DE NOTRE CORRESPONDANTE
C'EST UNE ENQUÊTE rare en France qui a été lancée dans le Rhône, puisque le dernier travail épidémiologique de ce type, réalisé en Gironde, remonte à 1988. Le président de l'Union nationale des associations des familles de traumatisés crâniens, Jean Barucq, qui assistait à la présentation des premiers résultats à six mois, a confirmé qu'il attendait beaucoup de cette étude : «Nous sommes une communauté en souffrance et nous avions demandé à cor et à cri qu'une étude épidémiologique de ce type soit menée.»
Piloté par le Dr Martine Hours, épidémiologiste dans l'unité mixte de recherche épidémiologique et de surveillance transport travail environnement (Umrestte*), ce travail se propose de suivre cinq années durant 1 073 adultes et 300 enfants accidentés de la route. Une cohorte qui, selon le Dr Hours, est tout à fait représentative de la population habituelle d'accidentés en France, puisque les victimes sont de sexe masculin dans 62 % des cas, plutôt âgés de 20-50 ans, et que c'est un déplacement privé qui, dans 73 % des cas, est en cause. Les conducteurs de cette cohorte de 18 à 29 ans ont un sur-risque d'accident de la route, notamment le week-end, comme c'est le cas des jeunes en général. En revanche, dit l'épidémiologiste, «nous ne notons pas d'excès d'accidents lié au fait d'être âgé».

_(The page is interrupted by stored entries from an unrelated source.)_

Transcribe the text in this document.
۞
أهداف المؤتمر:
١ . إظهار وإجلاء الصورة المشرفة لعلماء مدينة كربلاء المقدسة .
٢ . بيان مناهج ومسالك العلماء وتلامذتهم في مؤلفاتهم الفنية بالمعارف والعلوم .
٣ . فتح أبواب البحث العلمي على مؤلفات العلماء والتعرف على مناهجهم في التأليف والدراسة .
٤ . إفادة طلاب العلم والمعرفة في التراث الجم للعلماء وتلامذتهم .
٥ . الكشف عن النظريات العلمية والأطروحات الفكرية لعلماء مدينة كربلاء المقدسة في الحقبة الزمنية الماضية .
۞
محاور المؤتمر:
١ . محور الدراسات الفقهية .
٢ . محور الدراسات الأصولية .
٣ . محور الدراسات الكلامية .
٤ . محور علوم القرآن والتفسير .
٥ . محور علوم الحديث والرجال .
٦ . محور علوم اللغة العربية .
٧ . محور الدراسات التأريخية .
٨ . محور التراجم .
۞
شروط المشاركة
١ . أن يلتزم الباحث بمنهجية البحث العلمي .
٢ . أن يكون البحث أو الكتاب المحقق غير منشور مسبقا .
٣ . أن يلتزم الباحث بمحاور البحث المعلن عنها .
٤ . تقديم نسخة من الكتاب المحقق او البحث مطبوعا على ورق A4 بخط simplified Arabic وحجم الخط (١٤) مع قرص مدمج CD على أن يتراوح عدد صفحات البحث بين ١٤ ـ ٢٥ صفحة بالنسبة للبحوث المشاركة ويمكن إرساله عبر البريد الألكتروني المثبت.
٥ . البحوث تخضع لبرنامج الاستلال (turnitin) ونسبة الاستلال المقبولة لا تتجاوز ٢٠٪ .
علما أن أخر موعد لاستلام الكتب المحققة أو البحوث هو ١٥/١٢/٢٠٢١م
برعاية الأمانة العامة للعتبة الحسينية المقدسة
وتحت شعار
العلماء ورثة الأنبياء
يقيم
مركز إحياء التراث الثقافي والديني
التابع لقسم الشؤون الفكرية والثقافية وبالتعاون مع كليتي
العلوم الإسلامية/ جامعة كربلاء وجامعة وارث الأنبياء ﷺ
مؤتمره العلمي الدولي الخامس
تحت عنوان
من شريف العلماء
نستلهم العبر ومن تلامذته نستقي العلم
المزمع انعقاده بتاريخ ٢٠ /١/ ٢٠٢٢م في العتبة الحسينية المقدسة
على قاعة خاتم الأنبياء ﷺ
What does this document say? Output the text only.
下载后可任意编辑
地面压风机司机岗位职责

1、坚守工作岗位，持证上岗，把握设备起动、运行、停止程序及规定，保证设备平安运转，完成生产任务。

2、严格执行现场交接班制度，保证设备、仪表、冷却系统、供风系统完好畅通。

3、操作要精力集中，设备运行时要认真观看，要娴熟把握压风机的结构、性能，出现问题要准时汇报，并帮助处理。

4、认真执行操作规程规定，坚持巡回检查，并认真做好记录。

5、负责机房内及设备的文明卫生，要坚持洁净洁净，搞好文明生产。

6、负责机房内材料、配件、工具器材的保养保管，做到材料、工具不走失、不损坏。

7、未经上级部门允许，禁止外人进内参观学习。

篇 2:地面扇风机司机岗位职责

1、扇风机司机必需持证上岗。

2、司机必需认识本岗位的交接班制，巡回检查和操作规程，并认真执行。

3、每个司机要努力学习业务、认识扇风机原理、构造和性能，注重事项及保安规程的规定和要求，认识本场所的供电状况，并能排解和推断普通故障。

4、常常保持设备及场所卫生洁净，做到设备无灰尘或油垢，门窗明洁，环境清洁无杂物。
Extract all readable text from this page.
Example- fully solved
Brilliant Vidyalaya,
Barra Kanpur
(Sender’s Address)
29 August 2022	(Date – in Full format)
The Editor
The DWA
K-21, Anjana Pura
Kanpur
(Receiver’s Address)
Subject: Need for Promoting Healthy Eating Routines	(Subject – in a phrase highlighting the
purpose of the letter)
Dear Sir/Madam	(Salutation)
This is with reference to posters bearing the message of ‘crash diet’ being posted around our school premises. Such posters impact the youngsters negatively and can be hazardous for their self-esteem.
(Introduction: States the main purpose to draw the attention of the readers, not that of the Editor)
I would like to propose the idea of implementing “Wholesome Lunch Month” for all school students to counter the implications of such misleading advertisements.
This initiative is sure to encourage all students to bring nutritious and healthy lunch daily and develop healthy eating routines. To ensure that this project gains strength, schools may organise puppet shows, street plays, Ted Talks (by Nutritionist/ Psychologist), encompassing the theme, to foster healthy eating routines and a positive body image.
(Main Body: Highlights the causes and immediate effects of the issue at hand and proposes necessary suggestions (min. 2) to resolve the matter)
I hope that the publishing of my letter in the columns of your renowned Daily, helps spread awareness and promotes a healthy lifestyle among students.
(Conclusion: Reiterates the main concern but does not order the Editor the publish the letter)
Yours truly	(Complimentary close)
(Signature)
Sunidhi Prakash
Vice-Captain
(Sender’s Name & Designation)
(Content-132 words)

Une consultation intégrative ?
Six mois après l'accident, 50 % des blessés légers, 69 % des « modérés » et 89 % des graves disent avoir toujours des douleurs. Les accidents sont aussi source de rupture avec le milieu professionnel ou les études : parmi les 67 % de victimes qui avaient un emploi avant l'accident, 88 % ont eu un arrêt de travail après. A six mois, 10 % des blessés modérés et 50 % des blessés graves n'avaient pas repris leur travail. De même, sur les 104 étudiants de la cohorte, cinquante-deux n'avaient pas repris leurs études. A contrario, tous les enfants avaient retrouvé le chemin de l'école. Mais le principal enseignement de l'étude est que, après l'accident, puis éventuellement la rééducation, «les victimes ont l'impression d'avoir un suivi morcelé ou uniquement médical», souligne Martine Hours. Elle suggère déjà la mise en place d'une «consultation intégrative, proposant une prise en charge globale».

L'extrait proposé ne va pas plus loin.